Topic

This project aims to generate galaxy images based on data provided by the Hubble Space Telescope (HST). To do so, we are implementing an unsupervised machine learning technique called a Variational Autoencoder (Vae) based on statistical Bayesian inference. The trained Vae model allows us to decode a random latent variable $z$ sampled from a normal distribution $\mathcal{N}(0;1)$ into a realistic galaxy image. For further information on the general Vae model, please read : Auto-encoding Variational Bayes, Kingma and Welling, 2014.

We used two datasets :

47 955 galaxies from Hubble's famous Deep Field image (the images have
128 $\times$ 128 pixels)
81 499 galaxies and their associated redshifts from the Cosmic Survey (the images have 158 $\times$ 158 pixels)

For each dataset, we developped a $\beta$-Vae architecture. For galaxy image generation, we found that the reconstruction performance of our model is better with low value for $\beta$. In our case, we fixed this hyperparameter to $\beta = 0.1$ during the whole training process.

Based on Kihyuk Sohn's paper, we even implemented a Conditional Vae on the second dataset with the redshifts of each galaxy. In the end, our conditional vae is able to generate galaxy structures for a specific redshift. We can even do an interpolation of the same galaxy structure for different redshifts.

Models architecture

In the folder Models architecture, you will find the details of the different models used.

First, two disentangled Vae models (one per dataset) with almost the same architecture (just a few changes made to the convolutional layers arguments due to the image size difference for each dataset).

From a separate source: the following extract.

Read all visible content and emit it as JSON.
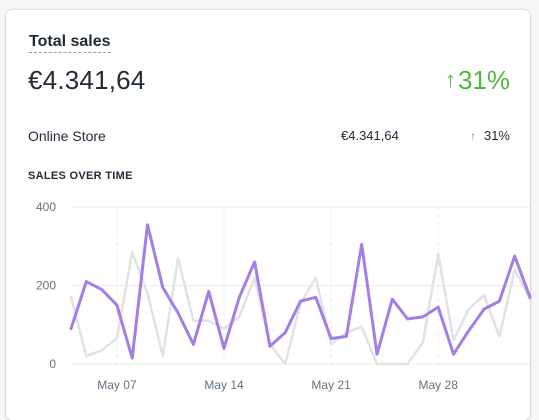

The models can take as input either a value or an array for the hyperparameter $\beta$. It can be interesting if you want to make $\beta$ change during the training process (i.e. $\beta$ increasing over each epoch). After experimentation of different behaviour for $\beta$, we concluded that we obtain the best model by fixing this hyperparameter to $\beta = 0.1$. We observe the same thibg for the conditional Vaes.

Then, three Conditional Vae models (for the second dataset):

cvae: new input created by concatenation of the redshifts to the galaxy images into a second channel which is fed to the CNN. Then, we concatenate the redshifts to the latent variable $z$ into a second channel. The final output is the reconstructed galaxy image.

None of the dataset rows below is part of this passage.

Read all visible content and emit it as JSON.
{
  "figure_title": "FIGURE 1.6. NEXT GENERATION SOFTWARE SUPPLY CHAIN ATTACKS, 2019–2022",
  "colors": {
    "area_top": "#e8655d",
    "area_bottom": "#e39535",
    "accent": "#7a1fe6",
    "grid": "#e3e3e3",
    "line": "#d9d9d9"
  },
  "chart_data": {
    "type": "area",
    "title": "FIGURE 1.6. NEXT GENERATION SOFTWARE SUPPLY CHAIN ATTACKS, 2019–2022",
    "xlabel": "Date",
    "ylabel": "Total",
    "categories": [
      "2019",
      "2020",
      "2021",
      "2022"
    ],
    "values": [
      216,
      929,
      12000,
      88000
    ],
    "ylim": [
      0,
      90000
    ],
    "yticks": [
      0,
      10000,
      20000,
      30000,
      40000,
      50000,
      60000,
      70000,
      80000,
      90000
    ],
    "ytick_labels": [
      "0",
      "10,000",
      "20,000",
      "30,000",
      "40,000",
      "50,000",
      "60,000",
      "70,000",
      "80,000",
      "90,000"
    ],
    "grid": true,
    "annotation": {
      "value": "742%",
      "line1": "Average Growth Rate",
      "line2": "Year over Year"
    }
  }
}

cvae2: concatenation of the redshifts to the output of the encoder's CNN and to the latent variable $z$ before decoding.

fancy_cvae: similar to cvae but the final output is a prediction of the galaxy images and the redshifts.

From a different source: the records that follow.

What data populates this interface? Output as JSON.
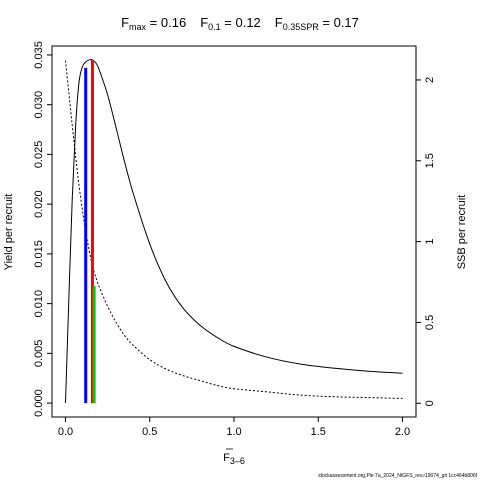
{
  "title": {
    "fmax": {
      "sym": "F",
      "sub": "max",
      "val": " = 0.16"
    },
    "f01": {
      "sym": "F",
      "sub": "0.1",
      "val": " = 0.12"
    },
    "fspr": {
      "sym": "F",
      "sub": "0.35SPR",
      "val": " = 0.17"
    }
  },
  "axes": {
    "xlabel": {
      "sym": "F",
      "sub": "3–6"
    },
    "ylabel_left": "Yield per recruit",
    "ylabel_right": "SSB per recruit"
  },
  "footer": "stockassessment.org,Ple.7a_2024_NIGFS_rev.r19074_git 1cc464b806f",
  "chart_data": {
    "type": "line",
    "x_ticks": [
      "0.0",
      "0.5",
      "1.0",
      "1.5",
      "2.0"
    ],
    "x_tick_values": [
      0,
      0.5,
      1.0,
      1.5,
      2.0
    ],
    "y_left_ticks": [
      "0.000",
      "0.005",
      "0.010",
      "0.015",
      "0.020",
      "0.025",
      "0.030",
      "0.035"
    ],
    "y_left_tick_values": [
      0,
      0.005,
      0.01,
      0.015,
      0.02,
      0.025,
      0.03,
      0.035
    ],
    "y_right_ticks": [
      "0",
      "0.5",
      "1",
      "1.5",
      "2"
    ],
    "y_right_tick_values": [
      0,
      0.5,
      1,
      1.5,
      2
    ],
    "xlim": [
      0,
      2.0
    ],
    "ylim_left": [
      0,
      0.035
    ],
    "ylim_right": [
      0,
      2.15
    ],
    "series": [
      {
        "axis": "left",
        "style": "solid",
        "color": "#000000",
        "x": [
          0,
          0.02,
          0.04,
          0.06,
          0.08,
          0.1,
          0.12,
          0.14,
          0.16,
          0.18,
          0.2,
          0.25,
          0.3,
          0.35,
          0.4,
          0.5,
          0.6,
          0.7,
          0.8,
          0.9,
          1.0,
          1.2,
          1.4,
          1.6,
          1.8,
          2.0
        ],
        "y": [
          0,
          0.0105,
          0.0205,
          0.0278,
          0.0322,
          0.0338,
          0.0343,
          0.0345,
          0.0345,
          0.0342,
          0.0335,
          0.031,
          0.0277,
          0.0243,
          0.0212,
          0.016,
          0.0121,
          0.0095,
          0.0078,
          0.0066,
          0.0057,
          0.0046,
          0.0039,
          0.0035,
          0.0032,
          0.003
        ]
      },
      {
        "axis": "right",
        "style": "dotted",
        "color": "#000000",
        "x": [
          0,
          0.02,
          0.04,
          0.06,
          0.08,
          0.1,
          0.12,
          0.14,
          0.16,
          0.18,
          0.2,
          0.25,
          0.3,
          0.35,
          0.4,
          0.5,
          0.6,
          0.7,
          0.8,
          0.9,
          1.0,
          1.2,
          1.4,
          1.6,
          1.8,
          2.0
        ],
        "y": [
          2.12,
          1.92,
          1.72,
          1.53,
          1.35,
          1.2,
          1.06,
          0.95,
          0.85,
          0.78,
          0.72,
          0.6,
          0.5,
          0.42,
          0.36,
          0.27,
          0.21,
          0.17,
          0.14,
          0.11,
          0.09,
          0.07,
          0.05,
          0.04,
          0.035,
          0.03
        ]
      }
    ],
    "reference_lines": [
      {
        "label": "Fmax",
        "x": 0.16,
        "y": 0.0345,
        "axis": "left",
        "color": "#ff0000"
      },
      {
        "label": "F0.1",
        "x": 0.12,
        "y": 0.0337,
        "axis": "left",
        "color": "#0000ff"
      },
      {
        "label": "F0.35SPR",
        "x": 0.17,
        "y": 0.725,
        "axis": "right",
        "color": "#00cc00"
      }
    ]
  }
}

The performance of these architectures is really similar. The unique noteworthy difference is the training time which is shorter by 20 sec/epoch for cvae2 compared to the others, so I would recommend using the cvae2 architecture for conditioned galaxy image generation.

Notebooks

In the folder notebooks, you will find all the code related to each model's training and the evaluation of its performance:

Loss
Image reconstruction
Image generation
Latent space visualization

How to improve the current model?

Normalizing flows

Currently, we are generating images by giving some random samples of a Gaussian $\mathcal{N}(0,I)$ to the decoder. Since we are working with a disentangled conditional vae, we don't really know if these samples give us a good representation of our latent space. In fact, they are very unlikely to give us a good representation when $\beta$ is close to 0. We can visualize the latent space with 2d histograms to see if it's the case but it would be great to have a method to be sure we sample directly from the latent space. That's why the next step would be to implement a Normalizing flow to learn an invertible transformation from the rather "complex" probability distribution learnt by the vae to a simple Normal distribution. This would help the decoder during the generative process.

Bigger dataset

Training our model on a bigger dataset (314 000 galaxy images instead of 81 500).

Fine-tuning of the model

We could maybe improve the results with some fine-tuning of the hyperparameters of the model or with different machine learning approaches that are not implemented yet (e.g. learning rate decay).